Mr. Stratton: I would mention that if there is a downturn, that will certainly impact the ability to get government revenues, because our economy isn’t growing as quickly. That will certainly have an impact on the deficit and debt as well.

Senator Marshall: I just want to continue on that train of thought. We’re running a deficit now. Things are good, but there are some issues out there. For example, the dispute right now between China and the U.S. Housing, there’s some vulnerability there. Tariffs. The government is continuing to run deficits. The debt now, I think, is around $700 billion for central government. If you take into consideration the Crown corporations — a lot of debt is parked out there — over $300 billion is parked out with the Crown corporations. That’s well over a trillion dollars now. The debt charges are heading toward $30 billion a year. There is a possibility that interest rates may go up, although I think the Bank of Canada is between a rock and a hard place.

Can you just talk a little bit about what could come as a shock to the economy? Then we might regret having those deficits.

Mr. Stratton: When it comes to interest rates, I would agree. I’m not sure they will rise if before the end of the year, but perhaps early next year, it’s certainly a possibility.

When it comes to downside risk globally, absolutely, the China-U.S. trade tension is certainly one of them. I believe Goldman yesterday just increased the probability of increased automobile tariffs globally, and that would have a huge impact on the Canadian economy. There is also the possibility of the U.S. implementing a 10 per cent tariff on those extra $300 billion of imports from China to the United States, which would pose a huge downside risk.

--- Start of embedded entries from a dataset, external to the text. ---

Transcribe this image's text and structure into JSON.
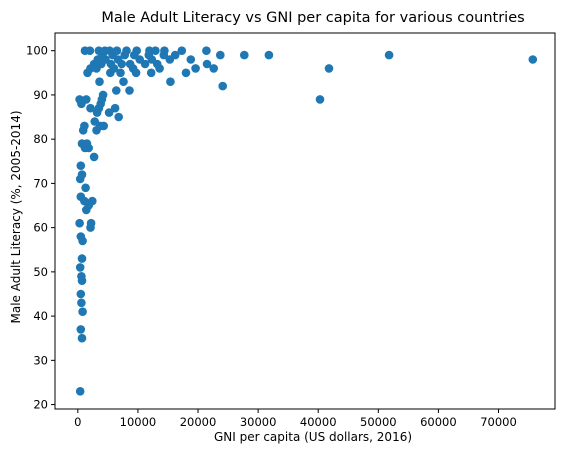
{
  "chart_data": {
    "type": "scatter",
    "title": "Male Adult Literacy vs GNI per capita for various countries",
    "xlabel": "GNI per capita (US dollars, 2016)",
    "ylabel": "Male Adult Literacy (%, 2005-2014)",
    "xlim": [
      -3800,
      79400
    ],
    "ylim": [
      19,
      104
    ],
    "xticks": [
      0,
      10000,
      20000,
      30000,
      40000,
      50000,
      60000,
      70000
    ],
    "yticks": [
      20,
      30,
      40,
      50,
      60,
      70,
      80,
      90,
      100
    ],
    "grid": false,
    "marker_color": "#1f77b4",
    "points": [
      {
        "x": 400,
        "y": 23
      },
      {
        "x": 700,
        "y": 35
      },
      {
        "x": 500,
        "y": 37
      },
      {
        "x": 800,
        "y": 41
      },
      {
        "x": 600,
        "y": 43
      },
      {
        "x": 500,
        "y": 45
      },
      {
        "x": 700,
        "y": 48
      },
      {
        "x": 600,
        "y": 49
      },
      {
        "x": 400,
        "y": 51
      },
      {
        "x": 700,
        "y": 53
      },
      {
        "x": 800,
        "y": 57
      },
      {
        "x": 500,
        "y": 58
      },
      {
        "x": 2100,
        "y": 60
      },
      {
        "x": 300,
        "y": 61
      },
      {
        "x": 2200,
        "y": 61
      },
      {
        "x": 1400,
        "y": 64
      },
      {
        "x": 1800,
        "y": 65
      },
      {
        "x": 2400,
        "y": 66
      },
      {
        "x": 500,
        "y": 67
      },
      {
        "x": 1100,
        "y": 66
      },
      {
        "x": 1300,
        "y": 69
      },
      {
        "x": 400,
        "y": 71
      },
      {
        "x": 700,
        "y": 72
      },
      {
        "x": 500,
        "y": 74
      },
      {
        "x": 2700,
        "y": 76
      },
      {
        "x": 1200,
        "y": 78
      },
      {
        "x": 1800,
        "y": 78
      },
      {
        "x": 700,
        "y": 79
      },
      {
        "x": 1500,
        "y": 79
      },
      {
        "x": 900,
        "y": 82
      },
      {
        "x": 1100,
        "y": 83
      },
      {
        "x": 3100,
        "y": 82
      },
      {
        "x": 3700,
        "y": 83
      },
      {
        "x": 4300,
        "y": 83
      },
      {
        "x": 2800,
        "y": 84
      },
      {
        "x": 6800,
        "y": 85
      },
      {
        "x": 3200,
        "y": 86
      },
      {
        "x": 5200,
        "y": 86
      },
      {
        "x": 2100,
        "y": 87
      },
      {
        "x": 3500,
        "y": 87
      },
      {
        "x": 6200,
        "y": 87
      },
      {
        "x": 600,
        "y": 88
      },
      {
        "x": 3800,
        "y": 88
      },
      {
        "x": 300,
        "y": 89
      },
      {
        "x": 1400,
        "y": 89
      },
      {
        "x": 4000,
        "y": 89
      },
      {
        "x": 4200,
        "y": 90
      },
      {
        "x": 40300,
        "y": 89
      },
      {
        "x": 6400,
        "y": 91
      },
      {
        "x": 8600,
        "y": 91
      },
      {
        "x": 24100,
        "y": 92
      },
      {
        "x": 3600,
        "y": 93
      },
      {
        "x": 7600,
        "y": 93
      },
      {
        "x": 15400,
        "y": 93
      },
      {
        "x": 1600,
        "y": 95
      },
      {
        "x": 5400,
        "y": 95
      },
      {
        "x": 7100,
        "y": 95
      },
      {
        "x": 9700,
        "y": 95
      },
      {
        "x": 12200,
        "y": 95
      },
      {
        "x": 18000,
        "y": 95
      },
      {
        "x": 2100,
        "y": 96
      },
      {
        "x": 3100,
        "y": 96
      },
      {
        "x": 6000,
        "y": 96
      },
      {
        "x": 9200,
        "y": 96
      },
      {
        "x": 13600,
        "y": 96
      },
      {
        "x": 19600,
        "y": 96
      },
      {
        "x": 22600,
        "y": 96
      },
      {
        "x": 41800,
        "y": 96
      },
      {
        "x": 2700,
        "y": 97
      },
      {
        "x": 3900,
        "y": 97
      },
      {
        "x": 5500,
        "y": 97
      },
      {
        "x": 7300,
        "y": 97
      },
      {
        "x": 8700,
        "y": 97
      },
      {
        "x": 11200,
        "y": 97
      },
      {
        "x": 13200,
        "y": 97
      },
      {
        "x": 21500,
        "y": 97
      },
      {
        "x": 3300,
        "y": 98
      },
      {
        "x": 4600,
        "y": 98
      },
      {
        "x": 6700,
        "y": 98
      },
      {
        "x": 10300,
        "y": 98
      },
      {
        "x": 12300,
        "y": 98
      },
      {
        "x": 15300,
        "y": 98
      },
      {
        "x": 18800,
        "y": 98
      },
      {
        "x": 75700,
        "y": 98
      },
      {
        "x": 4100,
        "y": 99
      },
      {
        "x": 5800,
        "y": 99
      },
      {
        "x": 7800,
        "y": 99
      },
      {
        "x": 9400,
        "y": 99
      },
      {
        "x": 11800,
        "y": 99
      },
      {
        "x": 14300,
        "y": 99
      },
      {
        "x": 16200,
        "y": 99
      },
      {
        "x": 23700,
        "y": 99
      },
      {
        "x": 27700,
        "y": 99
      },
      {
        "x": 31800,
        "y": 99
      },
      {
        "x": 51800,
        "y": 99
      },
      {
        "x": 1200,
        "y": 100
      },
      {
        "x": 2000,
        "y": 100
      },
      {
        "x": 3500,
        "y": 100
      },
      {
        "x": 4500,
        "y": 100
      },
      {
        "x": 5300,
        "y": 100
      },
      {
        "x": 6500,
        "y": 100
      },
      {
        "x": 8100,
        "y": 100
      },
      {
        "x": 9800,
        "y": 100
      },
      {
        "x": 11900,
        "y": 100
      },
      {
        "x": 12900,
        "y": 100
      },
      {
        "x": 14400,
        "y": 100
      },
      {
        "x": 17300,
        "y": 100
      },
      {
        "x": 21400,
        "y": 100
      }
    ]
  }
}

Domestically within Canada, I worry about our household debt levels. If interest rates do go up, if the cost of living goes up or if wages aren’t rising, then that can pose a huge issue. Obviously, a lot of assets that households have are in their homes, as well, which is certainly concerning.

Apart from that, some of the things we’ve mentioned before when it comes to the overall rising cost of doing business such as taxes, regulation and interprovincial trade, which we don’t necessarily do as efficiently as some more unified economies.

Senator Marshall: Mr. Ball, do you have anything to add?

Mr. Ball: Not too much. The only thing that strikes me is that with all of those risk factors, having some leeway in the budget in terms of being balanced now when things are going relatively well would be good. I think it’s hard to predict the outcomes from all these risks.

Senator Marshall: Thank you.

The Chair: To the witnesses, first, thank you very much for sharing your thoughts. You have been very informative, and you have brought clarity.

Honourable senators, we will be back in this same room at 1:30 this afternoon. You can leave your belongings here if you wish.